Вечером в ямщицком трактире на Литовском ожидал его темный человечек, глазки скользкие, картуз мятый, нож в сапоге. Поманил за собой, долгонько пробирались дворами. Бродяге смешно стало, не выдержал, прыснул, когда леший в картузе условленно в оконце стучал. Тот обернулся, хорьком ощерился, веселья не разделил. Внутри квартиры накурено, хоть плыви сквозь дым, все носятся с бумажками, в проходной, на длинном столе — самовар ладят, тут же — патроны, порошок в банке, барышня пухлогубая, щекастая, за грудой книг. Бродяге все еще смешно было, когда подскочили двое, студенты, сурьезные, как святые с иконок.

— Перовская… — представилась барышня. — А-а-а, вы и есть тот самый замечательный доктор? — проницательно поглядела.

Бродяга вдруг смутился: какой там доктор? Впрочем, его отвлекли тут же, за деньгами подошли. Присвистнули, затихли, когда пачки на стол вывалил. Бродяга огляделся уже внимательнее, не только студенты, имелись и трепаные, битые мужчины постарше.

— Морозов, Желябов… — представились нервно интеллигенты, в очечках, с бородками. Бродяга слегка растерялся, туда ли он попал, ведь убивцев косорылых ожидал встретить. — Наслышаны о вас, грандиозно. Спасибо.

От бокового стола, от комплекта металлических деталей поднялся молчаливый человек, коротко поклонился.

— Кибальчич…

— Друзья, да что ж вы полным именем, как можно? — укорил из кухни усатый, с папироской.

— Ну, полно, Василек, полно, — отмахнулся нервный Морозов. — Такие средства швырять шпикам не по карману… Извините нас, батюшка.

Бродяга хотел возразить, и смех словно проглотил — второй раз пальцем в небо тычут. То дохтуром, то попом обозвали. А, впрочем, наплевать, лишь бы подсобили с Черным… Нелепое чувство он меж ними испытывал, особливо на барышню гладкую, пухлогубую глядя.
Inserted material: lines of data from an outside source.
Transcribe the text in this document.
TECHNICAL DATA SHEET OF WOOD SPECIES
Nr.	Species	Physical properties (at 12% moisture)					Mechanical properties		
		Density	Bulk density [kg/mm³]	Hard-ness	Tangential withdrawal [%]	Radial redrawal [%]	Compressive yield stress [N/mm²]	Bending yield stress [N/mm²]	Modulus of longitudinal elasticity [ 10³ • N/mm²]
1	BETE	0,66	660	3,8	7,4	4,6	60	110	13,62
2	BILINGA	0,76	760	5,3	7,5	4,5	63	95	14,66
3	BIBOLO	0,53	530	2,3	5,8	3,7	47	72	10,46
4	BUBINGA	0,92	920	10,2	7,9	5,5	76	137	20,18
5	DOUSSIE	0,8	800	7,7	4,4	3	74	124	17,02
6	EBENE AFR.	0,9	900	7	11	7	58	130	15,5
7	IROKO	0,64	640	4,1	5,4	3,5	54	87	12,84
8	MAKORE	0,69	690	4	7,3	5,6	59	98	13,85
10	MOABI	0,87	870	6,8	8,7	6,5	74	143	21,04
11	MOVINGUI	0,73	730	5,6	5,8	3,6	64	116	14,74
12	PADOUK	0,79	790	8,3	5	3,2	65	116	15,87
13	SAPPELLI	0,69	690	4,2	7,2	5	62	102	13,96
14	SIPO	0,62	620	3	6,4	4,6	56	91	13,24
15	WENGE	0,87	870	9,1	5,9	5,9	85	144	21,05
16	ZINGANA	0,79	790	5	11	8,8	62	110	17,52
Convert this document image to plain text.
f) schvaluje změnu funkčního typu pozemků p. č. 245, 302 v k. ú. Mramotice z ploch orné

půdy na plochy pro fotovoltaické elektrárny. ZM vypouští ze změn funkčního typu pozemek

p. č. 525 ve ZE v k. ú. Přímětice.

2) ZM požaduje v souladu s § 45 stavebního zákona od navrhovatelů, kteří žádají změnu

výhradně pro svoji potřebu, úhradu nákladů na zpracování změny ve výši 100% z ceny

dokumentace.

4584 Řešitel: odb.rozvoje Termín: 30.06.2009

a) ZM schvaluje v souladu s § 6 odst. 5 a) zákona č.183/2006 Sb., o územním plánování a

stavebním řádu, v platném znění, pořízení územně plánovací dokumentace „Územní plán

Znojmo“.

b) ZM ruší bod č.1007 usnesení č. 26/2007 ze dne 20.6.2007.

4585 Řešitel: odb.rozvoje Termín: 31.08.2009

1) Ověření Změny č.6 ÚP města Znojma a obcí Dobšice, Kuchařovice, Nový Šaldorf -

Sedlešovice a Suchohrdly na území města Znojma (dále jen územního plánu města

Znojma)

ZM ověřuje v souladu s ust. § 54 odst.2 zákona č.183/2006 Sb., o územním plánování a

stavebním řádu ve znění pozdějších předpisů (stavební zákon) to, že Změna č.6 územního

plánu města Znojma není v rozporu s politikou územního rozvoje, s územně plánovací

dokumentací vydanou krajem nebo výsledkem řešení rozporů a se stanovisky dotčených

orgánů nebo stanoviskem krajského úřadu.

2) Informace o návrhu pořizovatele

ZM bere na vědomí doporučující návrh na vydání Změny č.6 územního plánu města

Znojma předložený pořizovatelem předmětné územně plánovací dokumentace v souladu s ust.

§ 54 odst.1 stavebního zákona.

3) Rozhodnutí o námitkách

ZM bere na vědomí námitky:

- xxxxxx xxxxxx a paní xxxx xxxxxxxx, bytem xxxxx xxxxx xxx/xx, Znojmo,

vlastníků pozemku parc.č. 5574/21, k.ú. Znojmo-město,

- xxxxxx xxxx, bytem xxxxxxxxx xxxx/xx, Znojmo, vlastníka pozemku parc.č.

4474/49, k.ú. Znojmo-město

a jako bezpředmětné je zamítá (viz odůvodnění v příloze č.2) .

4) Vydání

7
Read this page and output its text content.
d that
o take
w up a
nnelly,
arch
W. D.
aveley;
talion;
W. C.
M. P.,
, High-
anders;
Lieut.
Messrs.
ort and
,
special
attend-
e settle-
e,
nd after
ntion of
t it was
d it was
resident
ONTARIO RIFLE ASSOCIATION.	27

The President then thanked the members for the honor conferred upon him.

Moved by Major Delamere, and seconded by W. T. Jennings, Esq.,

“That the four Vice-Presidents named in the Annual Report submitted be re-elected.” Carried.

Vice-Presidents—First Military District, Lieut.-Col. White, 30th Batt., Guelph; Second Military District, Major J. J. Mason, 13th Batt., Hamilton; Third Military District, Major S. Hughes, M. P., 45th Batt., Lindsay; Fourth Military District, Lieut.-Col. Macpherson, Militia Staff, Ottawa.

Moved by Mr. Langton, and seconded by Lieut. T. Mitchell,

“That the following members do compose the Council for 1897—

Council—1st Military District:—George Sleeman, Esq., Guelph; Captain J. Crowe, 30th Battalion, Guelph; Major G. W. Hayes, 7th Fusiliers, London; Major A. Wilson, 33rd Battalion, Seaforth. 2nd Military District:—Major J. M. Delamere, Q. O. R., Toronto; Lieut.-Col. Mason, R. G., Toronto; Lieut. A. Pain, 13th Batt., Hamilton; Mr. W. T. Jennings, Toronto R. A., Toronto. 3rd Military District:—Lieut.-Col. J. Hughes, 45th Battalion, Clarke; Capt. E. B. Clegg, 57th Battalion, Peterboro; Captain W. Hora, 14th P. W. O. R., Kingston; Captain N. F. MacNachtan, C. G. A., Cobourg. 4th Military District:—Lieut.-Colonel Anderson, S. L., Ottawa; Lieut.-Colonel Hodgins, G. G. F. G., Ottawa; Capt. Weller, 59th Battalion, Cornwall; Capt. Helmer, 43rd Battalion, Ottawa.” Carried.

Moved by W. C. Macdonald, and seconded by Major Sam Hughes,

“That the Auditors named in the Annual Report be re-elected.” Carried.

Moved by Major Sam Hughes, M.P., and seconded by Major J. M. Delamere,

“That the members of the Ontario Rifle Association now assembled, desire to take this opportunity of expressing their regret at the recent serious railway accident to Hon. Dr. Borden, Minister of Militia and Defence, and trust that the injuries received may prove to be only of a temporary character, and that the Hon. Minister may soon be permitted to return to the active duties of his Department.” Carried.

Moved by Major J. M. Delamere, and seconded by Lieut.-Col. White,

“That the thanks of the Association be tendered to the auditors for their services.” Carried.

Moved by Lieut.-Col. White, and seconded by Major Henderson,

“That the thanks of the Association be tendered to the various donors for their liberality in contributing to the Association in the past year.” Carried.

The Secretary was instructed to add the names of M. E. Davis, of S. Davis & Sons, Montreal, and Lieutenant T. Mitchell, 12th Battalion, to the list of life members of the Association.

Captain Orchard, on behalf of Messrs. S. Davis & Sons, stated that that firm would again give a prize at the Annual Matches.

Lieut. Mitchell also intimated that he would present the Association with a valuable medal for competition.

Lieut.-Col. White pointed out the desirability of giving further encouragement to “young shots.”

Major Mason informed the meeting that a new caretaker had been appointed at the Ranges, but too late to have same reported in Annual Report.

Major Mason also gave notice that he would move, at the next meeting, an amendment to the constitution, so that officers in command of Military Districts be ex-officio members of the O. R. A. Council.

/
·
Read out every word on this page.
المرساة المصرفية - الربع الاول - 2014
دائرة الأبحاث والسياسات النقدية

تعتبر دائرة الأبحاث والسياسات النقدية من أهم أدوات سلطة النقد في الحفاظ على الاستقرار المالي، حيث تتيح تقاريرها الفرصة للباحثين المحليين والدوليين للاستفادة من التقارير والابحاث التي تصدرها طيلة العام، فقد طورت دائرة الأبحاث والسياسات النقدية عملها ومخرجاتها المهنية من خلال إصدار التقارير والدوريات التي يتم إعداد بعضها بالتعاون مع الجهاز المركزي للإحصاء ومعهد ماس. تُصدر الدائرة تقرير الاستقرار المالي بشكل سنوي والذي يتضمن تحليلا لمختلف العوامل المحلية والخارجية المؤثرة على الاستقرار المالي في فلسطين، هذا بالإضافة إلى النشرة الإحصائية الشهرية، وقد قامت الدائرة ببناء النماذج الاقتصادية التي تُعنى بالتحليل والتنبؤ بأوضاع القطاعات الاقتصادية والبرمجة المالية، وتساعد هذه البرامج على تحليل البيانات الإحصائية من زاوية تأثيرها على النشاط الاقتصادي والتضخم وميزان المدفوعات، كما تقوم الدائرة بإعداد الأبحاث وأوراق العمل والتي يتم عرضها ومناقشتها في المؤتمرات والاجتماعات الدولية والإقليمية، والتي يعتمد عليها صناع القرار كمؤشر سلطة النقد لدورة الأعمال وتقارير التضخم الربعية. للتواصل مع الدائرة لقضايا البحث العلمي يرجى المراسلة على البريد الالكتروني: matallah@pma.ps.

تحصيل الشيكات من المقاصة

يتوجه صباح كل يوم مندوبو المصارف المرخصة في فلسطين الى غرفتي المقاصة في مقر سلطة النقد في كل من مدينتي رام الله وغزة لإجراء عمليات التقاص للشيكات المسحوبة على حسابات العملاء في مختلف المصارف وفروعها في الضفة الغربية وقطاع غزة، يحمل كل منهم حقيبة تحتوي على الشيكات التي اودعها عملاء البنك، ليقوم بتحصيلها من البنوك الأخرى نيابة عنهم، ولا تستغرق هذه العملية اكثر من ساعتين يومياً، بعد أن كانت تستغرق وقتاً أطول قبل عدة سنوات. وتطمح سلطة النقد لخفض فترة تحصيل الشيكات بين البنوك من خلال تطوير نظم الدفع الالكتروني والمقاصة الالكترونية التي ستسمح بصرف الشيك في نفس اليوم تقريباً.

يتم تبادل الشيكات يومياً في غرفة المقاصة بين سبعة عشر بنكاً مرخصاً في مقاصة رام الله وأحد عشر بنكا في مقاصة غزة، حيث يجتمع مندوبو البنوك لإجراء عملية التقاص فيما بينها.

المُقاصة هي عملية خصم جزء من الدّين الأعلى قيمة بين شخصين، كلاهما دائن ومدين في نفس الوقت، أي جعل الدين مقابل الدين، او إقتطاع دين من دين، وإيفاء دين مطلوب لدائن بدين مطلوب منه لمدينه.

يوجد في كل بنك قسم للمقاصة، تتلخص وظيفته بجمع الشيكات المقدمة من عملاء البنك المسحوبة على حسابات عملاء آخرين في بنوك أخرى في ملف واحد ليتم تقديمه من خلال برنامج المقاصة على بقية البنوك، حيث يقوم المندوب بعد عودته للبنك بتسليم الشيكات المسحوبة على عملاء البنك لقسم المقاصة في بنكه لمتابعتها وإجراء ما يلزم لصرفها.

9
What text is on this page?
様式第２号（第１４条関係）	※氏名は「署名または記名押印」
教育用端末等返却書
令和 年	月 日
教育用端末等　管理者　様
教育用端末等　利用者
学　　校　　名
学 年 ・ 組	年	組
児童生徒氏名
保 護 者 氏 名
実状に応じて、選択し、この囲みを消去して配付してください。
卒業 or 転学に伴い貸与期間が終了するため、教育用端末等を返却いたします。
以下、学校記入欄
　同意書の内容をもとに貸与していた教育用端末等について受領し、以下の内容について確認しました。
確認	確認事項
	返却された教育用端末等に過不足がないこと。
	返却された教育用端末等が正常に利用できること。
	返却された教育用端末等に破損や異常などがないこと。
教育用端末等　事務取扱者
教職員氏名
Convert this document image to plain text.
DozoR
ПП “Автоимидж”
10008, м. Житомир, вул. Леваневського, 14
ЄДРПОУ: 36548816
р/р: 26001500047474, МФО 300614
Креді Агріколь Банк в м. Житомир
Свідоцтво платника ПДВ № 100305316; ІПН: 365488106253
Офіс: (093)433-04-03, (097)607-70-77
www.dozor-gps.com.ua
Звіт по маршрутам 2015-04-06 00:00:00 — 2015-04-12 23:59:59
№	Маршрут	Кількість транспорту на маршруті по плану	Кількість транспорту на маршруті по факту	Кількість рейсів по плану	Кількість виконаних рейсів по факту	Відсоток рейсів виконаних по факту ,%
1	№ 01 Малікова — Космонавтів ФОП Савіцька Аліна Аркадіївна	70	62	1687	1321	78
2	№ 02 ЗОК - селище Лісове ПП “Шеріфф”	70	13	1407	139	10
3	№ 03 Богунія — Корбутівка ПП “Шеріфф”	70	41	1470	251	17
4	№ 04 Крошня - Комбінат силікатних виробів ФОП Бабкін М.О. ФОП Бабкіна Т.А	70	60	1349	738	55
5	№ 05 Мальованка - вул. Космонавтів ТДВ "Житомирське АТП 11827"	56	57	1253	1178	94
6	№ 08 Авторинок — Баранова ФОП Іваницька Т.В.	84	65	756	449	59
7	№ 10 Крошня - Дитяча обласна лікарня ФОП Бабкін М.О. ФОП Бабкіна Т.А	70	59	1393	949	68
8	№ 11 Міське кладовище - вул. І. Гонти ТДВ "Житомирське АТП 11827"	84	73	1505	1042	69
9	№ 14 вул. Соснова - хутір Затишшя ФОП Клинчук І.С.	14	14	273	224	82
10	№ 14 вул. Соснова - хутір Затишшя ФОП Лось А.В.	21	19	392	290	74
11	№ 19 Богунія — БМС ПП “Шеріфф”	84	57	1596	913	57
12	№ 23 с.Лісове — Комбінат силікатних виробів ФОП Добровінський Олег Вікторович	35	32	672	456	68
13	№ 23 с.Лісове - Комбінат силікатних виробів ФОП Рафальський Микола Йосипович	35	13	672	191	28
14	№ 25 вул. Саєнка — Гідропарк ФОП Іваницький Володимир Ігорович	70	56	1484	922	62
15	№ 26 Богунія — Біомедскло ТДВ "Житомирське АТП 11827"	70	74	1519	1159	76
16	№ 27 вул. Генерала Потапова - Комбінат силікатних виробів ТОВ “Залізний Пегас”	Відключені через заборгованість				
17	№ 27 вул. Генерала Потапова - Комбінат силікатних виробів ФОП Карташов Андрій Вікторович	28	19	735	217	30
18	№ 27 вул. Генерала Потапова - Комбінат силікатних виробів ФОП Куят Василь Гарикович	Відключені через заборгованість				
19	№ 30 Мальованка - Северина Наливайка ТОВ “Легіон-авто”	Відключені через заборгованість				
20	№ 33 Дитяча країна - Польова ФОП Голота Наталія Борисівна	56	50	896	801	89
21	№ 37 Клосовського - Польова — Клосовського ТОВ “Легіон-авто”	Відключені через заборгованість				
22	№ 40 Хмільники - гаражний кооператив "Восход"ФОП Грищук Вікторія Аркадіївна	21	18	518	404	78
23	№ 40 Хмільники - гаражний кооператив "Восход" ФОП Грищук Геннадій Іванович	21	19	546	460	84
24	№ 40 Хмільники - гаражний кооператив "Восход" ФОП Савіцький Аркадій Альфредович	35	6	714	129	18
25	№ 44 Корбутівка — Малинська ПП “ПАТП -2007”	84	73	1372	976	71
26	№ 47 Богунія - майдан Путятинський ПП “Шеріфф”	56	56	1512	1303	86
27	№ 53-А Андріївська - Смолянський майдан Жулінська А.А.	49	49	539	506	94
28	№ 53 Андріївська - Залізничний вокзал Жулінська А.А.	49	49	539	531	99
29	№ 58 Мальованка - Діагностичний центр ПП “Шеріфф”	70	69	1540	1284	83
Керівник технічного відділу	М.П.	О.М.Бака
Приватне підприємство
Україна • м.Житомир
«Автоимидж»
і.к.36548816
Скорая кончина ей никак не шла.

Отмахав больше столетия, Бродяга впервые близко словно бы ощупал людей, чуждых ему, словно бы они и не современники ему вовсе, а соскочившие со стен портреты благородных рыцарей и дам. Назначение каждой минуты они понимали наоборот, не так, как он.

Бродяга панически стремился к жизни, только и мыслил, что о стихе, затем и Черного прихлопнуть мнил, а они не цеплялись за земное, себя к кончине приучили, изготовились к каторге и виселице. Смерть голубоглазой барышни Бродяга чуял так же, как аромат карамельных сластей, от нее исходивший. Недолго ей осталось.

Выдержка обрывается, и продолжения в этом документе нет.